Mexican American Integration & Education Study

Second-, third- and fourth-generation Mexican Americans speak English fluently, and most prefer American music. They are increasingly Protestant, and some may even vote for a Republican candidate.

However, many Mexican Americans in these later generations do not graduate from college, and they continue to live in majority Hispanic neighborhoods. Most marry other Hispanics and think of themselves as "Mexican" or "Mexican American."

[...]

Telles and Ortiz noted that some Mexican Americans were able to move into the mainstream more easily than other minorities. Mexican immigrants who came to the United States as children and the children of immigrants tended to show the most progress, perhaps spurred by optimism and an untainted view of the American Dream.

"A disproportionate number, though, continue to occupy the lower ranks of the American class structure," the sociologists said. "Certainly, later-generation Mexican Americans and European Americans overlap in their class distributions. The difference is that the bulk of Mexican Americans are in lower class sectors but only a relatively small part of the European American population is similarly positioned."

More than any other factor, Telles and Ortiz said, education accounted for the slow assimilation of Mexican Americans in most social dimensions. The low educational levels of Mexican Americans have impeded most other types of integration.

"Their limited schooling locks many of them into a future of low socioeconomic status," they said. "Low levels of education also predict lower rates of intermarriage, a weaker American identity, and a lower likelihood of registering to vote and voting."


Education is key to virtually everything in this country. Whether formal or self education, it has become crucial that people have the equivalent of a bachelor's degree to any real degree of success any more. Even so, it's no guarantee that you will be able to use the knowledge gained to get anywhere in life.

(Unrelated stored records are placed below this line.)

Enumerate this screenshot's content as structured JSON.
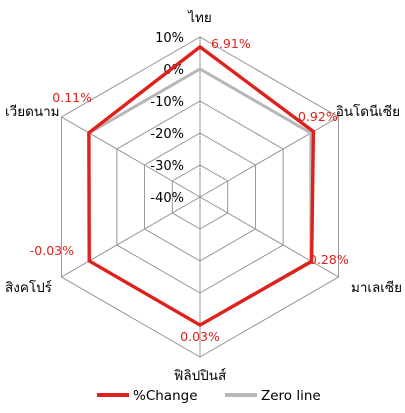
{
  "chart_data": {
    "type": "radar",
    "categories": [
      "ไทย",
      "อินโดนีเซีย",
      "มาเลเซีย",
      "ฟิลิปปินส์",
      "สิงคโปร์",
      "เวียดนาม"
    ],
    "ticks": [
      "10%",
      "0%",
      "-10%",
      "-20%",
      "-30%",
      "-40%"
    ],
    "tick_values": [
      10,
      0,
      -10,
      -20,
      -30,
      -40
    ],
    "rlim": [
      -40,
      10
    ],
    "series": [
      {
        "name": "%Change",
        "values": [
          6.91,
          0.92,
          0.28,
          0.03,
          -0.03,
          0.11
        ],
        "labels": [
          "6.91%",
          "0.92%",
          "0.28%",
          "0.03%",
          "-0.03%",
          "0.11%"
        ],
        "color": "#e0201b"
      },
      {
        "name": "Zero line",
        "values": [
          0,
          0,
          0,
          0,
          0,
          0
        ],
        "color": "#b7b7b7"
      }
    ],
    "grid": true,
    "legend_position": "bottom"
  }
}
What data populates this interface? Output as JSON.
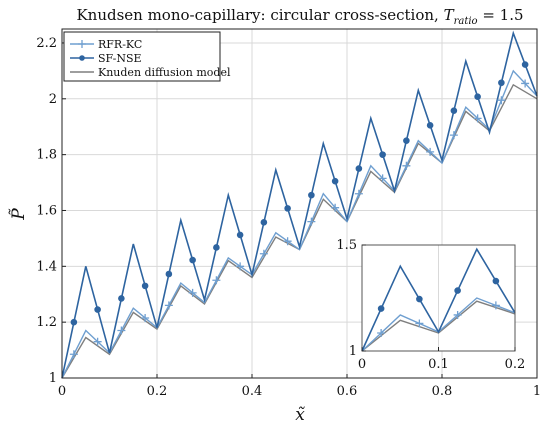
{
  "chart_data": {
    "type": "line",
    "title": "Knudsen mono-capillary: circular cross-section, T_ratio = 1.5",
    "title_main": "Knudsen mono-capillary: circular cross-section, ",
    "title_math": "T",
    "title_sub": "ratio",
    "title_tail": " = 1.5",
    "xlabel": "x̃",
    "ylabel": "P̃",
    "xlim": [
      0,
      1
    ],
    "ylim": [
      1,
      2.25
    ],
    "xticks": [
      "0",
      "0.2",
      "0.4",
      "0.6",
      "0.8",
      "1"
    ],
    "yticks": [
      "1",
      "1.2",
      "1.4",
      "1.6",
      "1.8",
      "2",
      "2.2"
    ],
    "grid": true,
    "legend_position": "top-left",
    "colors": {
      "rfr": "#6f9fd0",
      "sfnse": "#2e64a0",
      "knudsen": "#7f7f7f"
    },
    "series": [
      {
        "name": "RFR-KC",
        "marker": "plus",
        "x": [
          0,
          0.05,
          0.1,
          0.15,
          0.2,
          0.25,
          0.3,
          0.35,
          0.4,
          0.45,
          0.5,
          0.55,
          0.6,
          0.65,
          0.7,
          0.75,
          0.8,
          0.85,
          0.9,
          0.95,
          1
        ],
        "y": [
          1,
          1.17,
          1.09,
          1.25,
          1.18,
          1.34,
          1.27,
          1.43,
          1.37,
          1.52,
          1.46,
          1.66,
          1.56,
          1.76,
          1.67,
          1.85,
          1.77,
          1.97,
          1.89,
          2.1,
          2.01
        ]
      },
      {
        "name": "SF-NSE",
        "marker": "circle",
        "x": [
          0,
          0.05,
          0.1,
          0.15,
          0.2,
          0.25,
          0.3,
          0.35,
          0.4,
          0.45,
          0.5,
          0.55,
          0.6,
          0.65,
          0.7,
          0.75,
          0.8,
          0.85,
          0.9,
          0.95,
          1
        ],
        "y": [
          1,
          1.4,
          1.09,
          1.48,
          1.18,
          1.565,
          1.28,
          1.655,
          1.37,
          1.745,
          1.47,
          1.84,
          1.57,
          1.93,
          1.67,
          2.03,
          1.78,
          2.135,
          1.88,
          2.235,
          2.01
        ]
      },
      {
        "name": "Knuden diffusion model",
        "marker": "none",
        "x": [
          0,
          0.05,
          0.1,
          0.15,
          0.2,
          0.25,
          0.3,
          0.35,
          0.4,
          0.45,
          0.5,
          0.55,
          0.6,
          0.65,
          0.7,
          0.75,
          0.8,
          0.85,
          0.9,
          0.95,
          1
        ],
        "y": [
          1,
          1.145,
          1.085,
          1.235,
          1.175,
          1.33,
          1.265,
          1.42,
          1.36,
          1.505,
          1.46,
          1.64,
          1.56,
          1.74,
          1.665,
          1.84,
          1.77,
          1.955,
          1.885,
          2.05,
          2.0
        ]
      }
    ],
    "inset": {
      "xlim": [
        0,
        0.2
      ],
      "ylim": [
        1,
        1.5
      ],
      "xticks": [
        "0",
        "0.1",
        "0.2"
      ],
      "yticks": [
        "1",
        "1.5"
      ]
    }
  }
}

It should be noted that one of the great assimilation tools that the US has traditionally had was the public educational system. Peer pressure combined with a monolithic, inclusive education has taken peoples of disparate backgrounds and molded them into being 'Americans.'

My wife is an ESL student. She's taken ESL classes and they have helped her. Yet, some of the classes for ESL at the secondary school level were not aimed at bridging into English as a first language classes. It should be the goal. The singular goal. First and last and everything between goal. If for no other reason that it creates a huge parallel infrastructure that helps eat budgets and that is a disastrous thing for our underfunded educational system as it is.

Anyways, take a read. It's interesting stuff up there. I'll be hunting for a copy of the book.